Key Risks & Red Flags
- No commercial traction or user data: The app is a prototype tested with only two children.
- Unproven scalability: Built in 2 days by one person; no evidence of production infrastructure.
- Unclear monetization strategy: No pricing, business model, or revenue plan.
- Self-reported claims: All evidence is from the author’s own account — no independent validation.
- No market positioning beyond hackathon: No indication of broader commercial intent.
Diligence Questions To Ask The Founders
- What specific metrics were used to evaluate whether children preferred NoBS over existing tools?
- How does the app plan to scale beyond one developer and two test users?
- Are there any plans for monetization or user acquisition?
- What is the long-term vision for expanding beyond vocabulary into other learning areas?
- Has the app been tested with more than two children, or in a broader educational setting?

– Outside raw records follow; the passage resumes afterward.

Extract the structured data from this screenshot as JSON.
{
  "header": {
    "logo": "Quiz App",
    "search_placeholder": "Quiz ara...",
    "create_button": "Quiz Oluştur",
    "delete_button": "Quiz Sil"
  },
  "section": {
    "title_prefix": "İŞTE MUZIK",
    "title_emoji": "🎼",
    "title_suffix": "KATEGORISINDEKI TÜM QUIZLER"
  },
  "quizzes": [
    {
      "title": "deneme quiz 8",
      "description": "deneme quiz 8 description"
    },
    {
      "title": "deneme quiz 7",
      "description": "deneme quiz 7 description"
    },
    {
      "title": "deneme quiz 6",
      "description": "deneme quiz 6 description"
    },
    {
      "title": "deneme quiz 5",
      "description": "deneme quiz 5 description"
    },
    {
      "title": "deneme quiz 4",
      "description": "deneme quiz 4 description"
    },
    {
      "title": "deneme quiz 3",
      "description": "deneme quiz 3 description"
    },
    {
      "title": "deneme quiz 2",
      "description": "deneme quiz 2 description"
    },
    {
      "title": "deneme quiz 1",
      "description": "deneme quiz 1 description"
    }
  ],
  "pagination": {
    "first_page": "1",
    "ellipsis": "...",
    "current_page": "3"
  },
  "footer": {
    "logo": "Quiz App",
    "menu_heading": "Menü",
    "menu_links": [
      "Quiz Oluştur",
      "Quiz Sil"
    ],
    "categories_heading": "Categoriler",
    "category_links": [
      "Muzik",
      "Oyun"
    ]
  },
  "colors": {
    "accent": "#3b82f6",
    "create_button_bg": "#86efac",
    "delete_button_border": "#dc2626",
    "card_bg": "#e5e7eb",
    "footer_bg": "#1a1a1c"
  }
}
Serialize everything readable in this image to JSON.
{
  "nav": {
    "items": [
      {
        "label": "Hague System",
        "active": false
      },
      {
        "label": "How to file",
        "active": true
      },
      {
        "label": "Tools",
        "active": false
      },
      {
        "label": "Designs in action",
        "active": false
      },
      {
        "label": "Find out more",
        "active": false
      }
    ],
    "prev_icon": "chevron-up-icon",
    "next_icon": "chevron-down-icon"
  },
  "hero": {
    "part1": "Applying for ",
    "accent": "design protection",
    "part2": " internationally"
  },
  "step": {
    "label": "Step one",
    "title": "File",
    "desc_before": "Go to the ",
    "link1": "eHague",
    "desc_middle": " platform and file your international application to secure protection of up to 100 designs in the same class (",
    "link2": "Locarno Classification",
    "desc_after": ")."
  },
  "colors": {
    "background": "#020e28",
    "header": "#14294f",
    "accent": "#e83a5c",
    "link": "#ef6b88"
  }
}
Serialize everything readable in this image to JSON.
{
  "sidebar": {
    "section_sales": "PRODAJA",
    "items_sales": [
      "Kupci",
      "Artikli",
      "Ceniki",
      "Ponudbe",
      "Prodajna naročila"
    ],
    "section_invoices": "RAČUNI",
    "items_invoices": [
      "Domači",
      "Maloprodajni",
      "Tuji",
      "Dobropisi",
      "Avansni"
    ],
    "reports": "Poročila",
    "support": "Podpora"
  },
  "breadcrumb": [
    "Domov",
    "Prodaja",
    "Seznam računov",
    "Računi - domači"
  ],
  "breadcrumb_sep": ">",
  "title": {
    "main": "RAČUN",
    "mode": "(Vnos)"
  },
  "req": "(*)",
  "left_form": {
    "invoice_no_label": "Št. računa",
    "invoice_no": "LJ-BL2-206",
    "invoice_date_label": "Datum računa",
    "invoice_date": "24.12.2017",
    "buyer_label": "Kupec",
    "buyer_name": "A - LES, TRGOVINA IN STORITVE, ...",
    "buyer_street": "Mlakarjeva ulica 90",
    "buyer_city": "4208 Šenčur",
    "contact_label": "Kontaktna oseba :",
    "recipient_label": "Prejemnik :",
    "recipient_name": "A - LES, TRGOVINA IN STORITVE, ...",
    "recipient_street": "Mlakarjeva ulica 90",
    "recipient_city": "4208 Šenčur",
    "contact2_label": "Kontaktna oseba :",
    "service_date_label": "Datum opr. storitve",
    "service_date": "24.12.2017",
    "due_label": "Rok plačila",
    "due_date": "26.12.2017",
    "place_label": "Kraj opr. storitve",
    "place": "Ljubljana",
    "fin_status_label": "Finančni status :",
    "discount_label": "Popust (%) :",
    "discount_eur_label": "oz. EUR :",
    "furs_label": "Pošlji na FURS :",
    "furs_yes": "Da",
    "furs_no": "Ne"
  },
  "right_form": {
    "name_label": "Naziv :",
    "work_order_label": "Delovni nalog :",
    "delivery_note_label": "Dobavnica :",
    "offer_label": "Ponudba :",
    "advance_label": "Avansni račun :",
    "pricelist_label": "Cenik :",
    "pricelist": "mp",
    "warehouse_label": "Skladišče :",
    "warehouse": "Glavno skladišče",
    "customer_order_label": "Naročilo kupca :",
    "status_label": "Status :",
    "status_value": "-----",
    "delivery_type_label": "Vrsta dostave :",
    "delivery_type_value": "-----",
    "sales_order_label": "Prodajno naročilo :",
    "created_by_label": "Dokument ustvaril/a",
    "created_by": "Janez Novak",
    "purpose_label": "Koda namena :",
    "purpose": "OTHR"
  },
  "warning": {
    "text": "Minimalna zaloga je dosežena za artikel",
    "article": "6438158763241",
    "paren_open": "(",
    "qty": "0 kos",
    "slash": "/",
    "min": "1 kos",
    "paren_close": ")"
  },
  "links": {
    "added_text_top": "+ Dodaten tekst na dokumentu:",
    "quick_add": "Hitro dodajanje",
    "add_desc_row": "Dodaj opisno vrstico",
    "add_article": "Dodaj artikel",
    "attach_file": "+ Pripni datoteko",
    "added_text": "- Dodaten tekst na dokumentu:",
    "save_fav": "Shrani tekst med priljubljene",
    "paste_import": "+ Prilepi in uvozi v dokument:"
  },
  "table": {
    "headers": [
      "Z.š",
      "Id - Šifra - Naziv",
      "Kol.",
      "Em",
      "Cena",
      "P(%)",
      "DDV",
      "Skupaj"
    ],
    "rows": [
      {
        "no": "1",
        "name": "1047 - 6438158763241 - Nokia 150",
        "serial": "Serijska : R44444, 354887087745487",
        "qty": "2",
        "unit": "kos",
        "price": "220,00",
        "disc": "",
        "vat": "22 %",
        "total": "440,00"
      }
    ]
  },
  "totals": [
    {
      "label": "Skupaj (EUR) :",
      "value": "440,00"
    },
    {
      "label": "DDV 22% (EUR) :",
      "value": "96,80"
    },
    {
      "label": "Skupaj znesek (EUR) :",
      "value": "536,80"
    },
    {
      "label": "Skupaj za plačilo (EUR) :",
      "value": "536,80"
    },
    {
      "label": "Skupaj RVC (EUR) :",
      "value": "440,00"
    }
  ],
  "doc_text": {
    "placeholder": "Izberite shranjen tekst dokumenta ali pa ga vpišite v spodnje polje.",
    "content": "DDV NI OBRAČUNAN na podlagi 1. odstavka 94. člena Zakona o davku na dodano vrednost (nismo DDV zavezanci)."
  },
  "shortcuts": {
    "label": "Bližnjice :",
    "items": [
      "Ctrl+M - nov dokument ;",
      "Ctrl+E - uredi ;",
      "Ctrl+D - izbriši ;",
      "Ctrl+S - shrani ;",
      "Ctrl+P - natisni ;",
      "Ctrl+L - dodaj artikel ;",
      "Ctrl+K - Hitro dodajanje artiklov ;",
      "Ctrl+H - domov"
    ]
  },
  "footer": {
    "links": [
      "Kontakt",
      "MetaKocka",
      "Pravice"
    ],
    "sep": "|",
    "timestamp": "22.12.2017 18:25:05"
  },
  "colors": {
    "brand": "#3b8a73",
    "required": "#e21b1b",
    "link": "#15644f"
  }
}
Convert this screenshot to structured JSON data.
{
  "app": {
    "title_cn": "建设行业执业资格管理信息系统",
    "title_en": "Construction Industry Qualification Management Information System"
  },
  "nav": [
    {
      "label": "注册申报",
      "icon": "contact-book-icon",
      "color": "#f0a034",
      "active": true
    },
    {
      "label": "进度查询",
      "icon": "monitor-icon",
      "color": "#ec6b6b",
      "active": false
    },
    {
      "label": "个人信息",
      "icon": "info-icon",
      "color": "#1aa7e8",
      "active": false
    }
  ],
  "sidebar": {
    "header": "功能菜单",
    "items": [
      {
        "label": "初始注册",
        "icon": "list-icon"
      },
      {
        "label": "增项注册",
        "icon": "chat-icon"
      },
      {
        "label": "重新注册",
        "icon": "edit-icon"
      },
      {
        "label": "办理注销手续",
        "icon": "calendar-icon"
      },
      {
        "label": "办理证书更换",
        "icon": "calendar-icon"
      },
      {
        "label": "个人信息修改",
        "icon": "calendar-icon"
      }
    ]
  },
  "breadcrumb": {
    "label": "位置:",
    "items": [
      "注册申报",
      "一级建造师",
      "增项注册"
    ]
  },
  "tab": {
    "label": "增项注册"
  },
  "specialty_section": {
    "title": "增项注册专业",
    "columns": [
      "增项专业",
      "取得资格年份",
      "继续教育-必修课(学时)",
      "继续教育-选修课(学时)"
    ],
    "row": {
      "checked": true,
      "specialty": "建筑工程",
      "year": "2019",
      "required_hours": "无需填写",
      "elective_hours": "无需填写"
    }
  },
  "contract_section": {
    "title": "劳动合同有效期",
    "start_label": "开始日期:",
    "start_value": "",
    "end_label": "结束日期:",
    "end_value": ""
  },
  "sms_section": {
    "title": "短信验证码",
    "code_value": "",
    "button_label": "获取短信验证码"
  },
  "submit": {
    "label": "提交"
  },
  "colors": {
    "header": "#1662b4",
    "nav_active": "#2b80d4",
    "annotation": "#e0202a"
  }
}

Investment/Partnership Verdict
Not evidenced
The description provides no evidence of commercial traction, revenue, customer base, or product-market fit. It is a self-reported hackathon prototype with limited validation.
Confidence Low This analysis is based entirely on the author’s own account and lacks any external corroboration or data points to support claims of viability, scalability, or market readiness.
Source
Submitted to the OpenAI 2026 hackathon on Devpost. Project home on DevPost.
The analysis above was generated by a language model from the project's own one-line description. It is not independent research and contains no verified traction, revenue or customer data.